Drenik: Looking at social media more carefully, what platforms do we see consumers utilizing most to engage with international brands? Do different age groups prefer different channels?
Merrilees: Our survey shows that Instagram is the leading social media platform that consumers have been using when engaging with brands. Over 60% of respondents who reported making a purchase after engaging with a brand via social media said they did so on Instagram.
However, if you delve into age groups, the data gets even more interesting. Not surprisingly Facebook is leading amongst older consumers (45-54, 55+) and TikTok is taking the younger generations by storm. In fact, 60% of Gen-Zs purchased from a brand after engaging with it directly on TikTok, compared to 35% for groups aged 35-44.

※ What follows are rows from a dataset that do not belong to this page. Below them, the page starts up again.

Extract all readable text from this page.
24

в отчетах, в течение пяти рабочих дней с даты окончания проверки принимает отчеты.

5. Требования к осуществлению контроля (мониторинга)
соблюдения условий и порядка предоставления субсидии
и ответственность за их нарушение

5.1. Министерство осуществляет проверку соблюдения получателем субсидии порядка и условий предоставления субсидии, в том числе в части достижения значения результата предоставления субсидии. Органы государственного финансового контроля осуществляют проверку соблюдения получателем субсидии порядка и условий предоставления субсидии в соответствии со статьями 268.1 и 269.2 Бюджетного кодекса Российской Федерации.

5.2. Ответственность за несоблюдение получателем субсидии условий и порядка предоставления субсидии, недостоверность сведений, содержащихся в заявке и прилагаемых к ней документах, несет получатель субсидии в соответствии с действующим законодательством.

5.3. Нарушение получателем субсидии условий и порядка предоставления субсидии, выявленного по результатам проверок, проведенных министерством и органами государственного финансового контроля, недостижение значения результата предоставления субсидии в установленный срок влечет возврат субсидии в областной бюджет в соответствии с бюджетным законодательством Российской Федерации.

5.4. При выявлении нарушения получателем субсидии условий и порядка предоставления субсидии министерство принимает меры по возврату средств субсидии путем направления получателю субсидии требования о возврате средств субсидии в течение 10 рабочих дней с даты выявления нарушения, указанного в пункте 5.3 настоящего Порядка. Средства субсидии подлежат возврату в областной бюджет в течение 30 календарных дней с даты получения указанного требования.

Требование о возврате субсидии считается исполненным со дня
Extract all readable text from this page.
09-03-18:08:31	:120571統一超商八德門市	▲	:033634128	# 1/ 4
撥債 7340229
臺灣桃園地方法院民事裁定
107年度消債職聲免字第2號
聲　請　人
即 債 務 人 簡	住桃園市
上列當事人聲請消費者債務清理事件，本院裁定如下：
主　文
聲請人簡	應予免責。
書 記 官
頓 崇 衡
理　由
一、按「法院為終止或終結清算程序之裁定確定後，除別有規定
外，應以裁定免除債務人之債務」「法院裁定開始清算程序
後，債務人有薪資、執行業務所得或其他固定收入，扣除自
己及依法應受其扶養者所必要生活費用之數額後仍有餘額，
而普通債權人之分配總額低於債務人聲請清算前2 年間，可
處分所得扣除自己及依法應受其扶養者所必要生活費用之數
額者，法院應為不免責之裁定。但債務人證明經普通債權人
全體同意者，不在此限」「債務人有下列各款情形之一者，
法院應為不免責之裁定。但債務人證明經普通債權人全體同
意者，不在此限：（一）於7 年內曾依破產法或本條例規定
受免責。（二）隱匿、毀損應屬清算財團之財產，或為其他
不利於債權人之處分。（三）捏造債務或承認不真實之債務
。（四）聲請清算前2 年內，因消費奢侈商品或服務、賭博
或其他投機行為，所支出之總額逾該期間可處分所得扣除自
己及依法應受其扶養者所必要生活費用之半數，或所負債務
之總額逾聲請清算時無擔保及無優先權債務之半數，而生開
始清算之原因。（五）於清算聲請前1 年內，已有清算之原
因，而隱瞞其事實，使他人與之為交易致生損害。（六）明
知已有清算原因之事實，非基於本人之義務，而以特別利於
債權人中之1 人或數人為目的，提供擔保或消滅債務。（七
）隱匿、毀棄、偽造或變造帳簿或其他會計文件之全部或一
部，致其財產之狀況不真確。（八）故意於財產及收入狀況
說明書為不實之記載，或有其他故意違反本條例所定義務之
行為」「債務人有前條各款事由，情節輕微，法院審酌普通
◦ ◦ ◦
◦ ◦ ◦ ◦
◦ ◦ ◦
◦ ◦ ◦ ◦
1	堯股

This reinforces the idea that the devil is in the details – it’s likely not enough for brands to have a presence on social media; if they really want to benefit from what these platforms have to offer, they should think carefully about who they want to target, how, and via which medium.
Drenik: You mention cross-border e-commerce. What are the main reasons online shoppers would be willing to purchase products outside of their domestic market? What are those products?
Merrilees: Our survey found that consumers are predominately willing to buy almost any product imaginable across borders. While fashion and apparel remain by far the leading categories in terms of consumer preferences, other categories have appeal as well, including toys, sports & leisure, etc.
The three main reasons that online shoppers buy from international brands are price (47%), variety (37%), and quality (28%). While price is the main reason for buying internationally online, younger consumers (aged 16-24) are strongly motivated by variety. Fast and low- priced shipping and returns are among the five top reasons for buying from a seller outside the domestic market, highlighting the importance of setting an attractive and transparent proposition when selling to international consumers.
Drenik: What do US retailers stand to gain when expanding their cross-border e-commerce operations? What are the best practices to do so?
Merrilees: What I’m seeing is that more and more retailers are saying that the domestic markets are saturated, and brands are looking for new ways to expand their revenue and reach consumers in more geographies. And there are tremendous opportunities. You just have to look to places like Latin America, where online retail sales are expected to reach an astounding $160 billion by 2025, to understand the almost limitless potential of tapping into a global consumer base. Mexico, for example, was the leading market in terms of cross-border ecommerce sales growth in 2022, according to our company data. We’ve seen also considerable growth in Gulf markets and APAC markets, such as Singapore, highlighting the growing potential in many worldwide markets.
In terms of best practices, brands should adopt a holistic, localized approach in order to stand out competitively and convert international traffic. This means that the entire shopping experience – everything consumers care about from price to delivery – is seamless and feels local, regardless of where the buyer and seller are physically. This is a challenge, but in the digital and technological age, it is one that brands can be well placed to overcome. How? By and large, the key is a combination of a globally-oriented mindset and the right solutions that provide advanced technological capabilities and local markets know-how.
Drenik: Matthew, thank you for sharing your insights on the ways consumer behavior is changing, what they care about, and how retailers should respond. The landscape is extremely competitive and expectations change quickly, so it’s very interesting to see how this is played out in the data. 2023 is sure to be an eventful year for DTC e-commerce.